FORMING NEW HABITS
Lent begins towards the end of the month. Have you thought about how you might keep this season of penitence and fasting?
The point of self-denial is not to give up the things one likes for the sake of it or solely to make oneself feel deprived, but in order to deepen one’s spiritual life and relationship with God.
When Christians fast – whether that be giving up meals, chocolate, alcohol, social media, television or something else entirely – the purpose is to shift the focus from ourselves to God. Each time Jesus was tempted in the wilderness, he was able to counteract the temptation by returning to the teachings of Scripture. In doing this, he was revealing that God was more important than pleasing himself or anyone else. He broke the power of the invitations to turn stones into bread, to jump off the temple and to have the wealth of the world each time by turning to God’s Word. It was a positive choice and decision.

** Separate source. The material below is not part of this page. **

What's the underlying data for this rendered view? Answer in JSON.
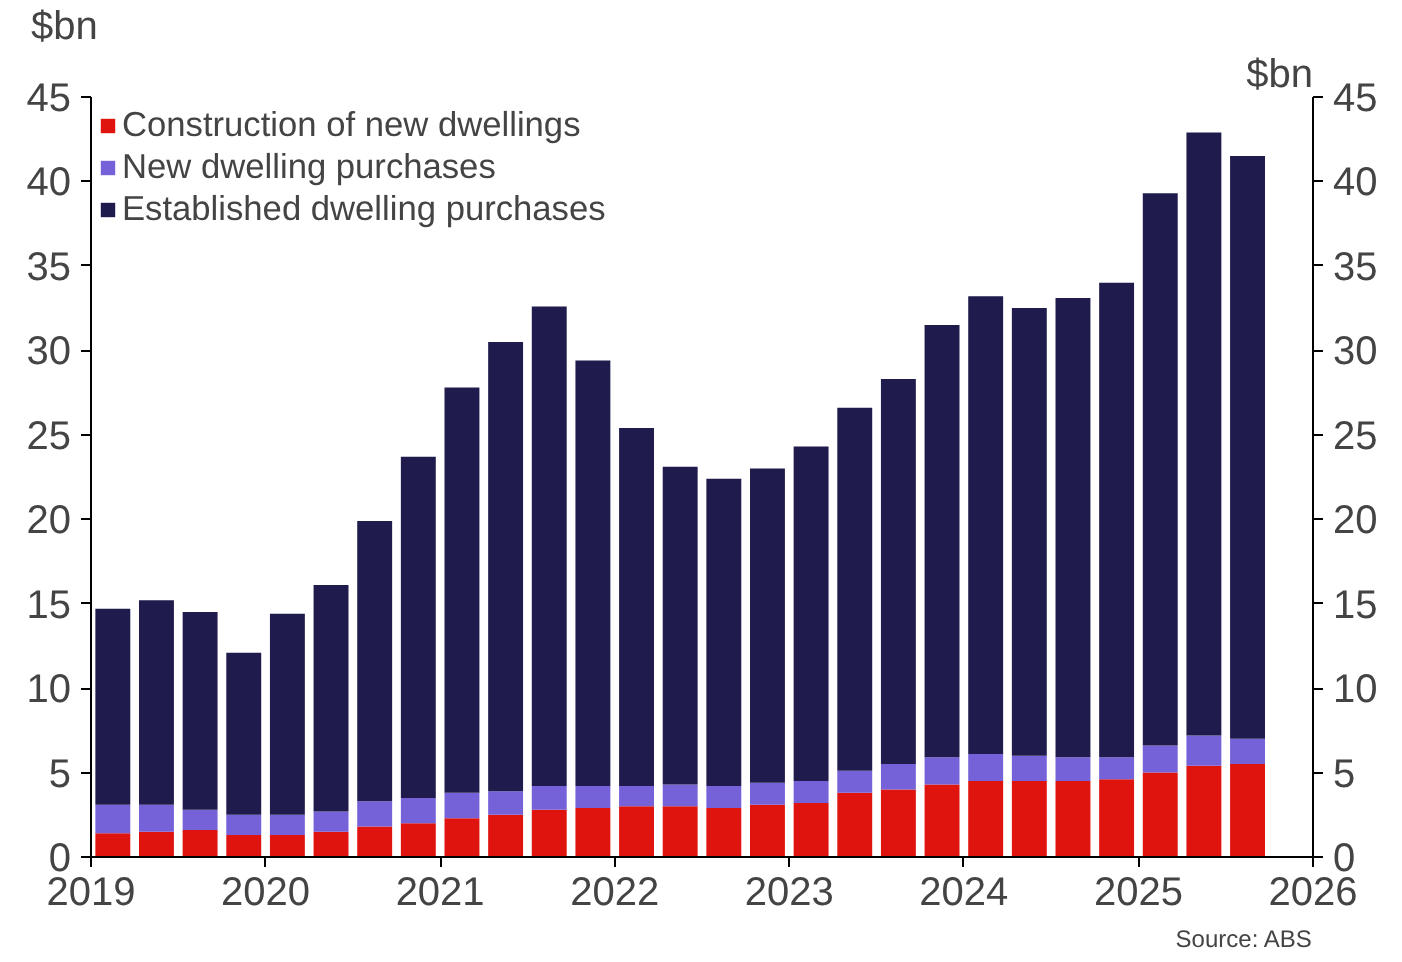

Scientific research has shown that it is far easier to break a bad habit, if we are able to put a good one in its place. This can work in all sorts of circumstances. Perhaps next time you are tempted to go for some unhealthy snack, you might choose an apple or a carrot. The more you make this choice, the easier it becomes. The old habit is replaced by the new one. Rather than focussing merely on the negative of what you can’t have, the positive message of having something that is good for you reinforces the new habit.
We can make this work for our faith too. What bad habit would you like to reframe? Perhaps God is pushed out of your daily life, because everything else takes over. How about setting the alarm ten minutes earlier to make more time or turning the telly on fifteen minutes’ later in the evening? Or maybe you’ve got out of the habit of coming to join the Christian community for worship each week in church. Why not make this the Sunday you turn that around? Or if you’re not able to get to church, why not enquire about having communion at home? The Bible sits gathering dust on your bookshelf because you’ve not opened it for a while and think it’s hard to understand. Why not read a chapter of a Gospel each day? There’s that person that you find it hard to love . . . find something positive about them each time you get those negative thoughts. Or pray for them – I know from experience how that can help change one’s attitude about someone. Upset by the negativity that is shown on social media – perhaps your new habit could be to write only positive things that build up and encourage others rather than drag them down.
There are so many new habits we can form, and Lent is a great time to think about doing this. Every time we replace an old, ungodly habit with something more like the attitude of Jesus, we continue our transformation into becoming the person God wants us to be.
Being a Christian is not a static state, but one where we are called to be a disciple in every aspect of life, becoming more Christ-like each day. It’s a journey of discovery and excitement, but one that is so important it also demands commitment and sacrifice. Are we bold enough to take that step?